Apply effects and enhancements to generated speech:
Python
def enhanced_text_to_speech(text, effects=None):
    if effects is None:
        effects = {}
    
    response = requests.post(
        "https://api.tensorone.ai/v2/ai/text-to-speech/enhanced",
        headers={"Authorization": "Bearer YOUR_API_KEY"},
        json={
            "text": text,
            "voice": "neural-female-1",
            "language": "en",
            "outputFormat": "wav",
            "audioEffects": {
                "reverb": effects.get("reverb", False),
                "echo": effects.get("echo", False),
                "normalize": effects.get("normalize", True),
                "noiseReduction": effects.get("noise_reduction", True),
                "compressor": effects.get("compressor", False)
            },
            "backgroundMusic": effects.get("background_music"),
            "fadeIn": effects.get("fade_in", 0.5),
            "fadeOut": effects.get("fade_out", 0.5)
        }
    )
    return response.json()

# Generate speech with audio effects
podcast_text = "Welcome to our weekly tech podcast.
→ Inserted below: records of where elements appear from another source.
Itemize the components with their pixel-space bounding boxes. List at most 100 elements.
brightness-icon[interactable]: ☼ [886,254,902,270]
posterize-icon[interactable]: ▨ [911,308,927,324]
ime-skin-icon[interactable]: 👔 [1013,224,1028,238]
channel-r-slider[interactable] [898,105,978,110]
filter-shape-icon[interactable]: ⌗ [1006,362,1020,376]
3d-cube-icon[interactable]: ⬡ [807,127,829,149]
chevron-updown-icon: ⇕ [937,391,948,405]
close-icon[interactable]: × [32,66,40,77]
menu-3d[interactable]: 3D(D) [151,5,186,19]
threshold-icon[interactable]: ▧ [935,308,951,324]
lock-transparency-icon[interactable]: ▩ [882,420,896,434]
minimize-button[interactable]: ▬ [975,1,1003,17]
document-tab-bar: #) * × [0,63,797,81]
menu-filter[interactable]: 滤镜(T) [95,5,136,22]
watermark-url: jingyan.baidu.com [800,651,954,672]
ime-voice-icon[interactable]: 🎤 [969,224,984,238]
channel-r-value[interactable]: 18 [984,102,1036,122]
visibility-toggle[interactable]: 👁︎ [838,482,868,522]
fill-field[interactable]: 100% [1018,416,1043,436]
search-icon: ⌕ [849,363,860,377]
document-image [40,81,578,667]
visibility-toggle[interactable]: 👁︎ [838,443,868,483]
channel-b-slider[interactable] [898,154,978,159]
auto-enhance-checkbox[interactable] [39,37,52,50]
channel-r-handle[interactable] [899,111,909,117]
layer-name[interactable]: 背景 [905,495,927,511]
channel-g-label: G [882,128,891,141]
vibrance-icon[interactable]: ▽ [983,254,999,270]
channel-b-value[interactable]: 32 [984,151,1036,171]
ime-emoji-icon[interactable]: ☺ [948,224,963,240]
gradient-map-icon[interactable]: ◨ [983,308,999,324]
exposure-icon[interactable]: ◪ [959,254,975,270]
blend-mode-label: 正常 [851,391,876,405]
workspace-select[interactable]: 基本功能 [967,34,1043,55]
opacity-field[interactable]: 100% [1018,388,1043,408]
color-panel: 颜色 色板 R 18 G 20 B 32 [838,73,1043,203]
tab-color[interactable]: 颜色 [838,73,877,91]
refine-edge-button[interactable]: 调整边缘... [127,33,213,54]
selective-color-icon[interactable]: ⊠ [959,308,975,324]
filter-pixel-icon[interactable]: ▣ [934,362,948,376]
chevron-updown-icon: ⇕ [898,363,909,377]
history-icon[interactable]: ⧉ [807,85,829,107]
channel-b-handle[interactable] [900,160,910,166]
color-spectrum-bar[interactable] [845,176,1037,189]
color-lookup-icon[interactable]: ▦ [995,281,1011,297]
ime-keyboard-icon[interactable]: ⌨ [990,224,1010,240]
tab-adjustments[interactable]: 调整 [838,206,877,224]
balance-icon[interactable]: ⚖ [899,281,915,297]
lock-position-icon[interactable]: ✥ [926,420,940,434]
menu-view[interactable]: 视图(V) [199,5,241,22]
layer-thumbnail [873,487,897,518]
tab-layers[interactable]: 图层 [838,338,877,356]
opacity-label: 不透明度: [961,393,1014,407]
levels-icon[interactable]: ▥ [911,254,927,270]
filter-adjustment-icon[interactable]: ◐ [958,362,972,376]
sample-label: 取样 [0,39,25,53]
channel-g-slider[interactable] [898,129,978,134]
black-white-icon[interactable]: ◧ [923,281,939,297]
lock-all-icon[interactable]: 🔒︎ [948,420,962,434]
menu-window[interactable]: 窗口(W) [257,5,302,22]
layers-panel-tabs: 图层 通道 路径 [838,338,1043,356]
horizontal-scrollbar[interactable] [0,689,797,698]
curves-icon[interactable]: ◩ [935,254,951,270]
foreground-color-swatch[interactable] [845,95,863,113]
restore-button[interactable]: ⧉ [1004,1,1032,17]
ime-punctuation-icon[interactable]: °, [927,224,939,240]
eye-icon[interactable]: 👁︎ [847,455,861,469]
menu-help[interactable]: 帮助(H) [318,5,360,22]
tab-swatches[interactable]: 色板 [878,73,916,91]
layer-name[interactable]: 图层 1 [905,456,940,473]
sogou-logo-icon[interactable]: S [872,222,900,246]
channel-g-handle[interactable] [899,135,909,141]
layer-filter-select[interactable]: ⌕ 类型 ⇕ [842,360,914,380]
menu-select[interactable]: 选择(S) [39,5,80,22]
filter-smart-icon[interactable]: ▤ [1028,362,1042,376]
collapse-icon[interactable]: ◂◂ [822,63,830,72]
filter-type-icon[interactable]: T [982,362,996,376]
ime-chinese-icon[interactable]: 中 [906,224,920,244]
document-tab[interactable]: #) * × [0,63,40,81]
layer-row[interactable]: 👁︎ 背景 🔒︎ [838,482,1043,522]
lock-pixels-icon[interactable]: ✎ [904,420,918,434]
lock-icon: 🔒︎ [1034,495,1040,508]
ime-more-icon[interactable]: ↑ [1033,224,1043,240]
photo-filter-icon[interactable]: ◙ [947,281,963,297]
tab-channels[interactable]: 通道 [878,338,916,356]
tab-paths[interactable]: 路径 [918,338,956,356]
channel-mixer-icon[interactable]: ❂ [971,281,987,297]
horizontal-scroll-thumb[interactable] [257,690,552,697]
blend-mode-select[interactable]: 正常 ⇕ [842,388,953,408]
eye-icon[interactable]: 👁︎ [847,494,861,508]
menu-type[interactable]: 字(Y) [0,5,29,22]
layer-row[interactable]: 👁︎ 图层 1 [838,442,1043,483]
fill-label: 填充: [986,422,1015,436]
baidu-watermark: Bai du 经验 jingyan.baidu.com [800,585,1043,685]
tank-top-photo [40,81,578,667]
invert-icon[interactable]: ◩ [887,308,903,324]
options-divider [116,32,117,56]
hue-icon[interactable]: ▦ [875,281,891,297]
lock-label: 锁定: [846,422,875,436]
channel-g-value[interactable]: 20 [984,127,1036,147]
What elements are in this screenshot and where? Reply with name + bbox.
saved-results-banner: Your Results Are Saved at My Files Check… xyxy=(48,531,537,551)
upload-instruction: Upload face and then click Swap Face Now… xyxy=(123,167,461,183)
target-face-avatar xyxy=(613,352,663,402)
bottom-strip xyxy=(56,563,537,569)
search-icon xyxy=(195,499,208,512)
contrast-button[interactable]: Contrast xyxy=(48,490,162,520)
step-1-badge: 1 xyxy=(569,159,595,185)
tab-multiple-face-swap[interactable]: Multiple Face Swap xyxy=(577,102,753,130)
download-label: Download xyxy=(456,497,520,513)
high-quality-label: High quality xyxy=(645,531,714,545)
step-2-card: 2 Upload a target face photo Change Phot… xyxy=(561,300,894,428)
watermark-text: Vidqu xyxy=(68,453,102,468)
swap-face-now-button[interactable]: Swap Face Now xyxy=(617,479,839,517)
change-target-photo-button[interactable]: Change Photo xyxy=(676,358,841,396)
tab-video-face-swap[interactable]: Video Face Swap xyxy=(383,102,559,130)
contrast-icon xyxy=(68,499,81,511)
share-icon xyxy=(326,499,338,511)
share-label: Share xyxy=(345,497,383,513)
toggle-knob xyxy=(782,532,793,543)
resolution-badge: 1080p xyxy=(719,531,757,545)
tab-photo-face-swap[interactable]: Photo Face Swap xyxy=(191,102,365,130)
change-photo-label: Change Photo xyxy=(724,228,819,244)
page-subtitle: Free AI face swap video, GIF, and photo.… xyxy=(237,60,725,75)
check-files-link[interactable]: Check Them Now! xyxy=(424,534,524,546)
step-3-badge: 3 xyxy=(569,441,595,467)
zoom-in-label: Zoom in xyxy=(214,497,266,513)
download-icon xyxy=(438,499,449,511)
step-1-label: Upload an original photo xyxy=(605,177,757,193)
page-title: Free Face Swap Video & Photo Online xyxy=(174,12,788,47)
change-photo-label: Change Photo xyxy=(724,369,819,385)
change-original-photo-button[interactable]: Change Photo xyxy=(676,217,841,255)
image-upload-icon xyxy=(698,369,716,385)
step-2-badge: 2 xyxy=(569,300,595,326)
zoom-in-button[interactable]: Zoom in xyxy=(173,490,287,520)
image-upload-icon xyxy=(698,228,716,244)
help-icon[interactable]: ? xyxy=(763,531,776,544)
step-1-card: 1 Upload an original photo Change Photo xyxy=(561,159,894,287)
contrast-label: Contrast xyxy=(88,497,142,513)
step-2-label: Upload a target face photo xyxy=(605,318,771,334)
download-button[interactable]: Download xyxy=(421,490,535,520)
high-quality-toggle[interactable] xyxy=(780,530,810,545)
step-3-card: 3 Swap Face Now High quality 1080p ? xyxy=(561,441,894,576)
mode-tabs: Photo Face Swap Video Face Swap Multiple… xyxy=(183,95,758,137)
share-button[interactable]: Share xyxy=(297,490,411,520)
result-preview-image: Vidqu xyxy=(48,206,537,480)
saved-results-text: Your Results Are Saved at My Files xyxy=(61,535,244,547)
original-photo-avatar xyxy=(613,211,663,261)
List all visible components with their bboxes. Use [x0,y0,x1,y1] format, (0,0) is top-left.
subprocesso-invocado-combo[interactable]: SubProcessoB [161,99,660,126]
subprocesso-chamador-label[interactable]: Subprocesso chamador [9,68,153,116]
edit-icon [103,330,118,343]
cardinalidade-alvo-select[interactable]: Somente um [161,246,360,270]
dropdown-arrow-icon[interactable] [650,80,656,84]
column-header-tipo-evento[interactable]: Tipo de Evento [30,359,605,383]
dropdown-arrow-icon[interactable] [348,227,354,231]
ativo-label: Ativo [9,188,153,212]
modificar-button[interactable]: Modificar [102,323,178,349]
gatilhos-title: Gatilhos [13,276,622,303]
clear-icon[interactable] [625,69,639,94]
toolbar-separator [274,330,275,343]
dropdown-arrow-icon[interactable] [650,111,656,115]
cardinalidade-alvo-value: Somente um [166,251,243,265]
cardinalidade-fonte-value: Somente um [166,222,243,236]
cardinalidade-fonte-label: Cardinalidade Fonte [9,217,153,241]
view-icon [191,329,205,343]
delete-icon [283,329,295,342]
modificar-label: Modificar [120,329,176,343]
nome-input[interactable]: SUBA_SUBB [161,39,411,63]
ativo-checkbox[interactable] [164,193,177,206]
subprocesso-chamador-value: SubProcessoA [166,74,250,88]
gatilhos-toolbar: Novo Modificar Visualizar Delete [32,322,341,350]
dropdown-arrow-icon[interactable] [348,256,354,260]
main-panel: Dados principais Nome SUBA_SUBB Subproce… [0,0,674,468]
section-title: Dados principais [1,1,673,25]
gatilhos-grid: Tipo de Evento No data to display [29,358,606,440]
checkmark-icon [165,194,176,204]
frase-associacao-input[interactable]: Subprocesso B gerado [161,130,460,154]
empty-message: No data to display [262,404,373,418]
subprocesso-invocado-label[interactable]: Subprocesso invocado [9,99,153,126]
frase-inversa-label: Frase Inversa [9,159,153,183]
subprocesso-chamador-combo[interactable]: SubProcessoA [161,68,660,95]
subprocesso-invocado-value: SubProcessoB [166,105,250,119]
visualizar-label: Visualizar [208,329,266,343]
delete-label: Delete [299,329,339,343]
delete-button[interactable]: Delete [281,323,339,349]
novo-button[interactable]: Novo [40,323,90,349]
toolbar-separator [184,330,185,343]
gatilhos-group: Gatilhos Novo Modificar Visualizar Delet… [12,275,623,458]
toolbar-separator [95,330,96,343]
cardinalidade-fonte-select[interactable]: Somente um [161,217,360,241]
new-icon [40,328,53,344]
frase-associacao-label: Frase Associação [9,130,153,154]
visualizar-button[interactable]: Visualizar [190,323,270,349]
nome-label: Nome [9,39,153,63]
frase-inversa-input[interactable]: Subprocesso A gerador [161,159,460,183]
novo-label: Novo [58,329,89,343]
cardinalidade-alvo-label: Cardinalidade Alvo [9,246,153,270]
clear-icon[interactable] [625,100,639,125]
Today we'll discuss the latest in AI."

podcast_effects = {
    "reverb": True,
    "normalize": True,
    "noise_reduction": True,
    "compressor": True,
    "background_music": "ambient-tech",
    "fade_in": 1.0,
    "fade_out": 2.0
}

enhanced_result = enhanced_text_to_speech(podcast_text, podcast_effects)
print(f"Enhanced Speech: {enhanced_result['audioUrl']}")

Use Cases

Content Creation

  • Podcasts: Generate consistent voice for episodes
  • Audiobooks: Narrate books with different character voices
  • Video Narration: Create voiceovers for videos and presentations
  • Social Media: Generate audio content for platforms

Accessibility

  • Screen Readers: Convert text to speech for visually impaired users
  • Learning Disabilities: Help users with reading difficulties
  • Language Learning: Provide pronunciation examples
  • Elderly Care: Read news, messages, and books aloud

Business Applications

  • Call Centers: Automated voice responses and IVR
  • E-learning: Generate course narration and tutorials
  • Announcements: Create public address and notification systems
  • Marketing: Voice ads and promotional content

Entertainment

  • Gaming: Character voices and narration
  • Interactive Stories: Dynamic story narration
  • Virtual Assistants: Personalized AI assistant voices
  • Audio Drama: Multi-character voice production

Voice Quality Comparison

Different voice models offer varying quality levels:
Voice TypeQualitySpeedUse Case
NeuralHighestSlowerProfessional content
StandardGoodFastGeneral applications
MultilingualGoodMediumInternational content
CharacterVariableMediumEntertainment, storytelling

Best Practices

Text Preparation

  • Clean Text: Remove special characters that don’t translate to speech
  • Punctuation: Use proper punctuation for natural pauses
  • Abbreviations: Spell out abbreviations or use pronunciation guide
  • Numbers: Consider how numbers should be spoken (digits vs. words)

Voice Selection

  • Match Content: Choose appropriate voice for content type
  • Consistency: Use same voice for related content
  • Audience: Consider target audience preferences
  • Language: Ensure voice supports the content language

Quality Optimization

  • Sample Rate: Use 44.1kHz for general use, 48kHz for professional
  • Format: WAV for highest quality, MP3 for smaller files
  • Emotion: Match emotional tone to content
  • Speed: Adjust for content type (slower for technical, faster for casual)

Pricing

  • Standard Voices: $0.15 per 1K characters
  • Neural Voices: $0.25 per 1K characters
  • Multilingual: $0.20 per 1K characters
  • Custom Voices: $0.35 per 1K characters
  • Streaming: Additional $0.05 per 1K characters
  • Audio Effects: Additional $0.10 per minute of audio

Limitations

  • Character Limit: 10,000 characters per request
  • Processing Time: 1-10 seconds depending on text length and voice complexity
  • File Expiration: Generated audio URLs expire after 24 hours
  • Language Support: Quality varies by language, best for English
Generated audio files are automatically deleted after 30 days. Download important files for long-term storage.
For best results with technical content, use the pronunciation guide feature to ensure accurate pronunciation of specialized terms, brand names, and technical jargon.